[jsdl-wg] Questions and potential changes to JSDL, as seen from HPC Profile point-of-view

Fri Jun 9 04:45:16 CDT 2006

Marvin Theimer wrote:
> Coming from the point-of-view of the HPC Profile working group, I have 
> several questions about JSDL, as well as some straw man thoughts about 
> how JSDL should/could relate to the HPC Profile specification that I’m 
> involved with.  Some of my questions lead me to restrictions on JSDL 
> that an HPC profile specification might make.  Other questions lead to 
> potential changes that might be made as part of creating future versions 
> of JSDL.  (I’m well aware that JSDL 1.0 was meant as a starting point 
> rather than the final word on job submission descriptions and so please 
> interpret my questions as being an attempt at constructive suggestions 
> rather than a criticism of a very fine first step by the JSDL working 
> group.)

I'm going to work through these things as I read through them, so the
answers (well, my answers) might be a little disjointed. :-)

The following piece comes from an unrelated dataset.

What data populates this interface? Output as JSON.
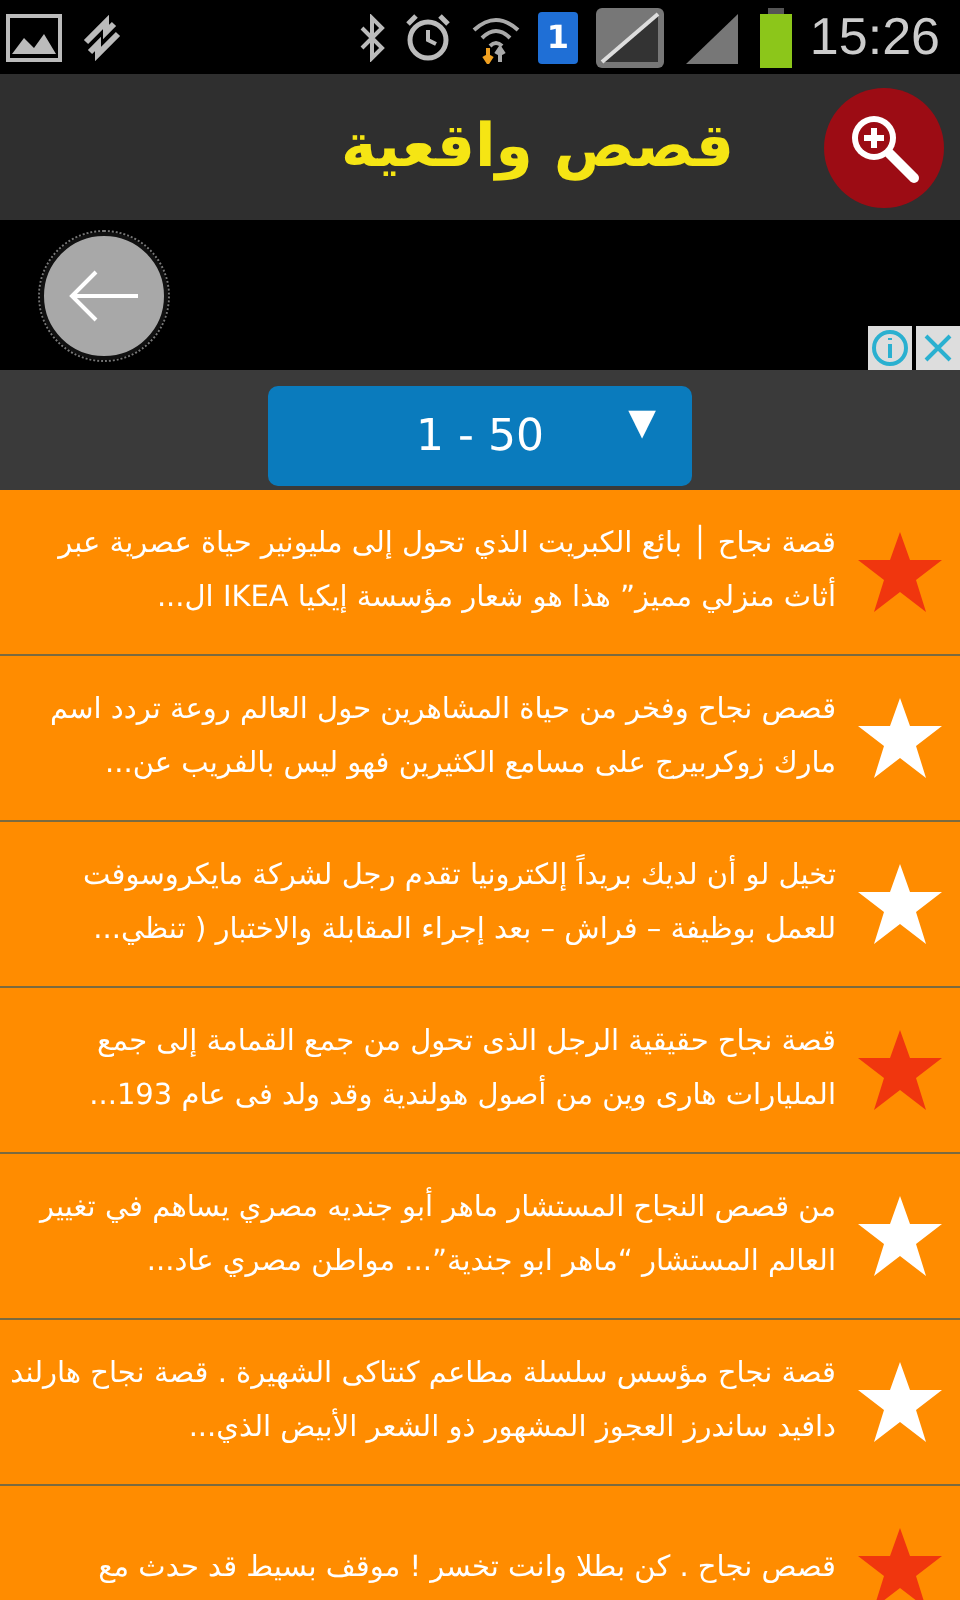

> At a high level, there are several general questions that came up when 
> reading the JSDL 1.0 specification:
> 
> ·        Can JSDL documents describe jobs other than Linux/Unix/Posix 
> jobs?  For example, things like mount points and mount sources do not 
> map in a completely straight-forward manner to how file systems are 
> provided in the Windows world.

Most certainly. The intent is that ultimately JSDL jobs should be able
to describe pretty much any request for an atomic activity, and the
POSIXApplication stuff was just a seed so that at least one common case
would be handled by the initial specification. Work is ongoing with an
extension to that to support parallel (mainly MPI, but also some other
archtectures too) jobs, and we've had in mind other kinds of jobs for a
while (including SQL jobs, Web-service invokation jobs, and JVM jobs,
but obviously not limited to those).

On the matter of mount points, the interpretation of a mount source is
not that the mount source should be mounted at the mount point, but
rather that the job should fail if the mount is not present. Now, a JSDL
consumer might react to that failure by trying to perform the mount, but
it is not required. (The meaning of the name of the mount source is not
defined IIRC, though it probably ought to be URI-like, meaning that SMB
mounts would work fine under windows with suitable munging.)

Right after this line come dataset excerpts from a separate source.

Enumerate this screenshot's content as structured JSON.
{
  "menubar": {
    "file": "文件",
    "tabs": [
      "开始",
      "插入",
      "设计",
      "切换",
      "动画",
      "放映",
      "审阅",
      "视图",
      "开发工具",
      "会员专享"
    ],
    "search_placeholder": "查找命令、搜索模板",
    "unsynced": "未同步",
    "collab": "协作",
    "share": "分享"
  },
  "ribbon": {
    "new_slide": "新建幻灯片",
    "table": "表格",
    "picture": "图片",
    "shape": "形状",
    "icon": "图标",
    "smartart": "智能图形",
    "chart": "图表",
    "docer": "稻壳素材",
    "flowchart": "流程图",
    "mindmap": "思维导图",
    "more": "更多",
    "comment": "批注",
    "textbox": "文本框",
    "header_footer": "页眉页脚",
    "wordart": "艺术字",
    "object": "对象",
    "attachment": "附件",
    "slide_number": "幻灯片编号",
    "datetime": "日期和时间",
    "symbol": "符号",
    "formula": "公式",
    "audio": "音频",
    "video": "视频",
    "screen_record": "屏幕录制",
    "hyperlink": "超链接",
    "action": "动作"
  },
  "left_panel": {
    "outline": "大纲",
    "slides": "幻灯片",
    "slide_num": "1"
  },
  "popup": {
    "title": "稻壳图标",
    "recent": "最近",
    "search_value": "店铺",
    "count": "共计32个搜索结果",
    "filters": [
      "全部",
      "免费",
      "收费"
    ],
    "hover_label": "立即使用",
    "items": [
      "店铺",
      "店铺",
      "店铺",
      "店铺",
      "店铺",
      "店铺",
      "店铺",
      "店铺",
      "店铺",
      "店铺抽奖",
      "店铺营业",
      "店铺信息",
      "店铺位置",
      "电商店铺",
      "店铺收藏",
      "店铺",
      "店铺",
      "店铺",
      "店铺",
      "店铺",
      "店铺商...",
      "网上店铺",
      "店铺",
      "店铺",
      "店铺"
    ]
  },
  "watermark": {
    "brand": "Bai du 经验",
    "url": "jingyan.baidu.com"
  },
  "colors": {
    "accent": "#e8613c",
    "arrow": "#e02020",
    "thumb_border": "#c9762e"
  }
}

We'd hope that most jobs would not actually specify the mount point, but
would instead use the facilities provided by the JSDL abstract file
system processing semantics to adapt to whatever was available.

> ·        Is JSDL expressive enough to describe all the needs of a job?  
> For example, it is unclear how one would specify a requirement for 
> something like a particular instruction set variation of the IA86 
> architecture (e.g. the SSE3 version of the Pentium) or how one would 
> specify that AMD processors are required rather than Intel ones (because 
> the optimized libraries and the optimizations generated by the compiler 
> used will differ for each).  For another example, it is unclear how one 
> would specify that all the compute nodes used for something like an MPI 
> job should have the same hardware.

I think with processor types we just grabbed a snapshot of the CIM model
and went with that; updating to use a later version of that would not
cause great difficulty (though the reverse problem might then exist, in
that it might become more difficult to say that any kind of x86 arch is
OK for a particular job).

However, I believe we would assume the following interpretation of
processor requirements: if specified, that's what they want for all
processors associated with the job. If they didn't specify, they didn't
care and anything is therefore good enough.

> ·        How will JSDL’s normative set of enumeration values for things 
> like processor architecture and operating system be kept up-to-date and 
> relevant?  Also, how should things like operating system version get 
> specified in a normative manner that will enable interoperability among 
> multiple clients and job scheduling services?  For example, things like 
> Linux and Windows versions are constantly being introduced, each with 
> potentially significant differences in capabilities that a job might 
> depend on.  Without a normative way of specifying these constantly 
> evolving version sets it will be difficult, if not impossible, to create 
> interoperable job submission clients and job scheduling services 
> (including meta-scheduling services where multiple schedulers must 
> interoperate with each other).

I don't know. :-) Maybe we should say that additional things as defined
in some other model (e.g. CIM) SHOULD be accepted? (As I said above, we
just took a snapshot of that model; updating isn't really a big deal.)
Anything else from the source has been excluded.